Wałęsa: wstydzę się 4 czerwca, przegraliśmy sprawę

Wałęsa: wstydzę się 4 czerwca, przegraliśmy sprawę

Dodano:   /  Zmieniono: 
Lech Wałęsa (fot. Wprost)Źródło:Wprost
- Gratuluję wyróżnień i dziękuję, że mogłem razem z państwem przyczynić się do odzyskania wolnej Polski - mówił Lech Wałęsa do odznaczonych członków rządów okresu transformacji. - Kto wam bronił działać? Mogliście sami to zrobić - dodał zwracając się do krytyków transformacji demokratycznej w Polsce
- Bez waszej walki ani zjednoczenie Niemiec, ani odzyskanie wolności dla innych państw nie byłoby możliwe - zwrócił się Wałęsa do odznaczonych przez prezydenta Bronisława Komorowskiego członków czterech pierwszych rządów po 1989 r. Zapewnił, że historia im podziękuje. Wałęsa ocenił też, że niezależnie od zysków i strat chyba nikt nie jest dziś w stanie powiedzieć, że Polska nie jest wolna i demokratyczna. 

 

Wałęsa skomentował też wybory do Sejmu i Senatu z 4 czerwca 1989 r. - Staram się unikać czwartego czerwca, dlatego, że demokracja jest albo jej nie ma. Tamto było "trochę w ciąży", dlatego ja się wstydzę, że  musiałem zawrzeć taki kompromis, ale nie mogłem innego - oświadczył. Były prezydent dodał, że ten kompromis otworzył opozycji drogę do dalszej walki.
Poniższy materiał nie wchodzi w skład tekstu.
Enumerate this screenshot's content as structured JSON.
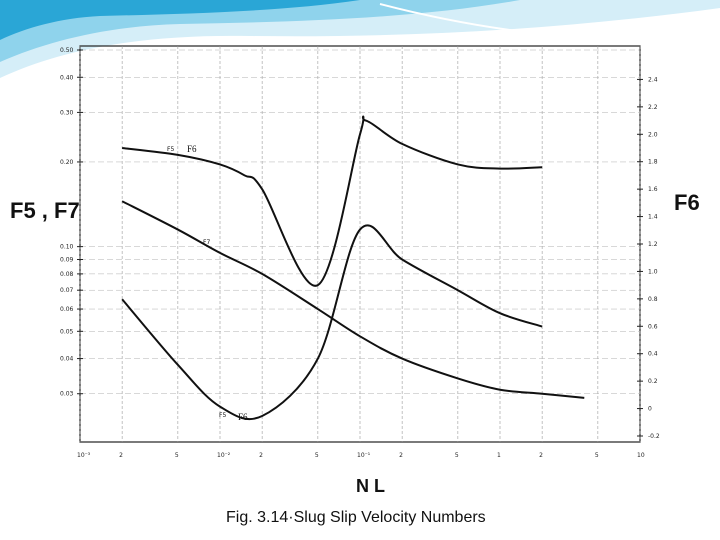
{
  "slide": {
    "caption": "Fig. 3.14·Slug  Slip  Velocity Numbers",
    "accent_colors": [
      "#8fd3ec",
      "#2aa6d6",
      "#d5eef8"
    ]
  },
  "chart_data": {
    "type": "line",
    "title": "",
    "xlabel": "N L",
    "ylabel_left": "F5 , F7",
    "ylabel_right": "F6",
    "x_scale": "log",
    "x_ticks": [
      "10⁻³",
      "2",
      "5",
      "10⁻²",
      "2",
      "5",
      "10⁻¹",
      "2",
      "5",
      "1",
      "2",
      "5",
      "10"
    ],
    "x_range": [
      0.001,
      10
    ],
    "y_left_scale": "log",
    "y_left_ticks": [
      "0.50",
      "0.40",
      "0.30",
      "0.20",
      "0.10",
      "0.09",
      "0.08",
      "0.07",
      "0.06",
      "0.05",
      "0.04",
      "0.03"
    ],
    "y_right_ticks": [
      "2.4",
      "2.2",
      "2.0",
      "1.8",
      "1.6",
      "1.4",
      "1.2",
      "1.0",
      "0.8",
      "0.6",
      "0.4",
      "0.2",
      "0",
      "-0.2"
    ],
    "y_right_range": [
      -0.2,
      2.6
    ],
    "grid": true,
    "legend": "none",
    "series": [
      {
        "name": "F5",
        "axis": "left",
        "x": [
          0.002,
          0.005,
          0.01,
          0.02,
          0.05,
          0.1,
          0.2,
          0.5,
          1,
          2
        ],
        "y": [
          0.065,
          0.038,
          0.027,
          0.025,
          0.04,
          0.115,
          0.09,
          0.07,
          0.058,
          0.052
        ]
      },
      {
        "name": "F6",
        "axis": "right",
        "x": [
          0.002,
          0.005,
          0.01,
          0.015,
          0.02,
          0.05,
          0.1,
          0.11,
          0.2,
          0.5,
          1,
          2
        ],
        "y": [
          1.9,
          1.85,
          1.78,
          1.7,
          1.6,
          0.9,
          2.0,
          2.1,
          1.93,
          1.78,
          1.75,
          1.76
        ]
      },
      {
        "name": "F7",
        "axis": "left",
        "x": [
          0.002,
          0.005,
          0.01,
          0.02,
          0.05,
          0.1,
          0.2,
          0.5,
          1,
          2,
          4
        ],
        "y": [
          0.145,
          0.115,
          0.095,
          0.08,
          0.06,
          0.048,
          0.04,
          0.034,
          0.031,
          0.03,
          0.029
        ]
      }
    ],
    "annotations": [
      "F5",
      "F6",
      "F5",
      "F6",
      "F7"
    ]
  }
}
- Więcej osiągnąć nie można było, byliśmy za słabi. Natomiast w ogóle to się wstydzę, nie można tak, to był jednak za daleko idący kompromis, gdyby nie później następne parę ruchów, to by się skończyło bardzo źle. Właściwie przegraliśmy sprawę - ubolewał. - Uratowaniem było rozbić, strącić generała i to wykonaliśmy i  dlatego mamy sukcesy i to wykonaliśmy, dlatego mamy sukcesy - dodał.

 Prezydent odznacza Olechowskiego i Onyszkiewicza

W związku z 22 rocznicą wyborów z 4 czerwca 1989 roku prezydent Komorowski odznaczył, za wybitne zasługi dla transformacji ustrojowej Polski i kształtowanie demokratycznych zasad państwa prawa, m.in.: Krzysztofa Kozłowskiego, Waldemara Kuczyńskiego, Janusza Lewandowskiego, Janusza Onyszkiewicza, Izabellę Cywińską-Michałowską i Andrzeja Olechowskiego.